A massive winter storm moving through the Southern and Mid-Atlantic United States on Tuesday and Wednesday has resulted in hundreds of thousands of power outages and dangerous road conditions. Emergency shelters are filled to capacity.

As of Wednesday, 300,000 individual properties throughout the South were without power, as sleet and freezing rain mixed with snow caused tree limbs to fall on power lines.

The storm has resulted in the deaths of at least 6 people, including an ambulance driver and two passengers who skidded off the road under hazardous driving conditions in Carlsbad, Texas. In Dallas, William Tanksley, a fireman, fell to his death from an overpass after an out-of-control vehicle careened into him while at the scene of an accident. Two others were reported dead in Mississippi due to conditions created by the storm.

According to National Weather Service meteorologist Michael Musher, the dimensions of the storm would be “mind-boggling if not historical.
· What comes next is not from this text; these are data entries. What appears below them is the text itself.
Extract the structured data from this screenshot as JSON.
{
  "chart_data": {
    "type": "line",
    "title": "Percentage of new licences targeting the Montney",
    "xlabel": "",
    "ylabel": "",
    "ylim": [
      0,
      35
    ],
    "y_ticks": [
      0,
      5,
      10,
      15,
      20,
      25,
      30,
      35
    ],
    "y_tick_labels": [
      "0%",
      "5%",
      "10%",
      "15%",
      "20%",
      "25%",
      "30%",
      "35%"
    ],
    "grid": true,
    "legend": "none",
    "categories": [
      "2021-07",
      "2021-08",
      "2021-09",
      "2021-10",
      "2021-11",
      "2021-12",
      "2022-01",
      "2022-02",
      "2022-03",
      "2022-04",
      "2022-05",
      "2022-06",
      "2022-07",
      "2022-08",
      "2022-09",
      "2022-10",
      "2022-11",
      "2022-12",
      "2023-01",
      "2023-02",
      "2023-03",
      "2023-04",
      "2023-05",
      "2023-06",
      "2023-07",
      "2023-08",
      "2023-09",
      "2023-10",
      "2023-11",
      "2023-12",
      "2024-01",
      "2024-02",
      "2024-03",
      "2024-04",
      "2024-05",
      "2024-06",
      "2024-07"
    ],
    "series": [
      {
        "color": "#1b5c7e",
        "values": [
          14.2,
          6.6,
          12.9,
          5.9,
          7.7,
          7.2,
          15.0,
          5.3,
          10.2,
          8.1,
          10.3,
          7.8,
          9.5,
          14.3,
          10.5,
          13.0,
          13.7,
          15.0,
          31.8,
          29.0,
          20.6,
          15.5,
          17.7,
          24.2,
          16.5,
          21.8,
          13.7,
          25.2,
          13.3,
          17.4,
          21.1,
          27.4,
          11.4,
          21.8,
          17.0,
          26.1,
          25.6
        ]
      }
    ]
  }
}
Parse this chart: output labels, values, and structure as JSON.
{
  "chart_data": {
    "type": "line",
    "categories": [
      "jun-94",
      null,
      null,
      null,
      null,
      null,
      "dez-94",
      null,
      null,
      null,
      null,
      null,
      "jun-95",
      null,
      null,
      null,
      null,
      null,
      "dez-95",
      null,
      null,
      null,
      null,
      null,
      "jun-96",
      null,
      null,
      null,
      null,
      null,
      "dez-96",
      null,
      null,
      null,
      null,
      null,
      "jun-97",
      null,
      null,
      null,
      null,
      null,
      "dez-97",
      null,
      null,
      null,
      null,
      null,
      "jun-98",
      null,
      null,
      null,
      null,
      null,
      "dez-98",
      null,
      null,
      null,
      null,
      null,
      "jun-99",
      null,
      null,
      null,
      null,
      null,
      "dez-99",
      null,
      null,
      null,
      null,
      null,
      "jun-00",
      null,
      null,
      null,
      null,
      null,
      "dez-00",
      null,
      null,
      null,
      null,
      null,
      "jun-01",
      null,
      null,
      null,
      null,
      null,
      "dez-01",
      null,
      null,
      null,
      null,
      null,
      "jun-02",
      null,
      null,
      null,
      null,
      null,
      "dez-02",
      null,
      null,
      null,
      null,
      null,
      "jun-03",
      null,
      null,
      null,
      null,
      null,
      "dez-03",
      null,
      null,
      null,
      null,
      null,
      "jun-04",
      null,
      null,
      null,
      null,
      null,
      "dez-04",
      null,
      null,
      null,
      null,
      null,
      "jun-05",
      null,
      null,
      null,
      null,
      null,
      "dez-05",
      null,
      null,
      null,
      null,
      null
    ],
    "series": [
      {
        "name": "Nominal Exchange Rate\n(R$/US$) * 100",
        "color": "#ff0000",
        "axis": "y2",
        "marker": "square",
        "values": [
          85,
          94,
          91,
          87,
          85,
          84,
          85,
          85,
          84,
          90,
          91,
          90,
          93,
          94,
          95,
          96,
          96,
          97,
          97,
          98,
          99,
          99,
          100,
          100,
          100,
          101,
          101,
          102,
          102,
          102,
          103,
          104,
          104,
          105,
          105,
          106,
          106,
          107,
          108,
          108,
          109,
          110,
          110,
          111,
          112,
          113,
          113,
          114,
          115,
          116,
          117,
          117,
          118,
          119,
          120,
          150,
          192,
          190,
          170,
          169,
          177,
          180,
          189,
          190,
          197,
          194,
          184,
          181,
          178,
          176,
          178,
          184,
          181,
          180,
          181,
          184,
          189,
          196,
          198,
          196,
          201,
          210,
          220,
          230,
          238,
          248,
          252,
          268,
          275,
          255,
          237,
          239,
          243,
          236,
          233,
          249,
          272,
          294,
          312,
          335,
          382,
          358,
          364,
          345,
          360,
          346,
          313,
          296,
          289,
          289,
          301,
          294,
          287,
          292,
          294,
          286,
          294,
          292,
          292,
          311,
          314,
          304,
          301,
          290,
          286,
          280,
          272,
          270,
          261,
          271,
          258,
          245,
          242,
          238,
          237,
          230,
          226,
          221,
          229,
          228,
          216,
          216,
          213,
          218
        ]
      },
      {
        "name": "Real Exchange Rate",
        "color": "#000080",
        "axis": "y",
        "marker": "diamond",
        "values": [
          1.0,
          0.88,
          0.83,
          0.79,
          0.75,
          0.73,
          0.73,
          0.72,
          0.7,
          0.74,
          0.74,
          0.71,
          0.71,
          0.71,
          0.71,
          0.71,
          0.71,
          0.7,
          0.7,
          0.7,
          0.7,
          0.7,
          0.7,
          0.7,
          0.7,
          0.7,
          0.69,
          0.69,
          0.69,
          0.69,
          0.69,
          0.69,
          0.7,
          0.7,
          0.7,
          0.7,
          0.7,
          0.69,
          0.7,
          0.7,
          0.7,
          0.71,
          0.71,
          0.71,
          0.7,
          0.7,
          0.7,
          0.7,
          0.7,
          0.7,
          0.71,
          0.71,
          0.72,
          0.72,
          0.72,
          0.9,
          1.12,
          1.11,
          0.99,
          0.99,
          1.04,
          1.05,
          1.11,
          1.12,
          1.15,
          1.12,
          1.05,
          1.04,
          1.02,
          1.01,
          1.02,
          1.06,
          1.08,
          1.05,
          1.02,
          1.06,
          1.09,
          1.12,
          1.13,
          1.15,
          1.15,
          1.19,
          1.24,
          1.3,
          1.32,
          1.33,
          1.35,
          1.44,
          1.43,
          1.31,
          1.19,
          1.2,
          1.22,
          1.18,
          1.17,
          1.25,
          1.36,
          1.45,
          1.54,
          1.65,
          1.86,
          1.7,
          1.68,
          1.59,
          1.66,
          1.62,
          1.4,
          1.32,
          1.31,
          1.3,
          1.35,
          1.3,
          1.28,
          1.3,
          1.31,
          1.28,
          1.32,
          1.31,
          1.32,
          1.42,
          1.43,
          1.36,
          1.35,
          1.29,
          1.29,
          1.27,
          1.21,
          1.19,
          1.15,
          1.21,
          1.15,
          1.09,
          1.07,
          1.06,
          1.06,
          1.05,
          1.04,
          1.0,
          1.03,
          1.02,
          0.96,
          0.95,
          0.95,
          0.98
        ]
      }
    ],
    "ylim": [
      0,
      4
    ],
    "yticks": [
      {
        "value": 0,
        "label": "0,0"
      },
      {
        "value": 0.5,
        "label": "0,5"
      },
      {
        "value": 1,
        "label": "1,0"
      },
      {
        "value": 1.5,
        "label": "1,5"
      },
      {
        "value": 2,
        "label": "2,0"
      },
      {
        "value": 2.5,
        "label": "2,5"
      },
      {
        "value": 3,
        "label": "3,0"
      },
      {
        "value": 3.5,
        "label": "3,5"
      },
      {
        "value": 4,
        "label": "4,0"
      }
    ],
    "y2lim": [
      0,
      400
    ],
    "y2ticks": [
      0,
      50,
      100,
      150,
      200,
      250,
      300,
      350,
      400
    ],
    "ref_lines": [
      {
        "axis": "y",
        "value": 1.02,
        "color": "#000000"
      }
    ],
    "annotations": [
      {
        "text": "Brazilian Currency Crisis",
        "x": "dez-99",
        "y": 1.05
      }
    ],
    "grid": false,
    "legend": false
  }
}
A memo released by the agency on Wednesday declared the winter event to be “catastrophic … crippling … paralyzing … choose your adjective.”

As of Wednesday, over 3,300 flights had been canceled around the region, including over 1,000 from Hartsfield-Jackson Airport in Atlanta, Georgia, the nations’ busiest. Amtrak has suspended trains going from New York to the Washington, DC area. Trains traveling from the Northern Virginia DC suburbs to Orlando, Florida were similarly halted.

In all, 22 states from Texas to Maine will be affected by the storm. Mississippi expects to see a total snowfall of 3 inches, while Georgia was expecting 3-5 inches. Regions west and north of these areas, including Appalachia, can expect to see as much as a foot of snow, according to news outlets.

South Carolina is expected to see nearly three-quarters of an inch of ice alone, creating potentially deadly driving conditions in the state. Commenting on the conditions created by the storm, Kurt Van Speybroeck of the National Weather Service told Fox News, “If you get even a tenth of inch of ice on a road, it’s like a skating rink.”

The Red Cross, which organizes emergency responses to such incidents, has been forced to suspend over 1,000 blood drives across the Southern US due to the storm.

Hardest hit has been the state of Georgia, hit two weeks ago by a massive storm system that paralyzed the city of Atlanta and its suburbs, leaving commuters stranded for days on icy roads. (See, “Winter storm paralyzes Atlanta, Georgia, stranding thousands”)

As a result of this storm, more than 100,000 homes and businesses in Georgia have been left without power. Partially as a response to the public backlash garnered by authorities’ subdued response to the previous storm, President Barack Obama has declared a state of emergency in the state. Governor Nathan Deal has declared a state of emergency in 91 of the state’s 159 counties.

As weather patterns increasingly reflect the harsh realities of climate change, the ability of emergency services to deal with catastrophes has been limited by the capitalist profit system and claims that there is “no money” for essential infrastructure.

A study conducted in North Carolina by state utility regulators in 2002, after a storm knocked out the power for over 2 million residents, declared that the costs of burying the three largest power companies’ electrical wires was “prohibitively expensive.”

The report stated that such actions “would cost approximately $41 billion, nearly six times the net book value of the utilities’ current distribution assets, and would require approximately 25 years to complete.”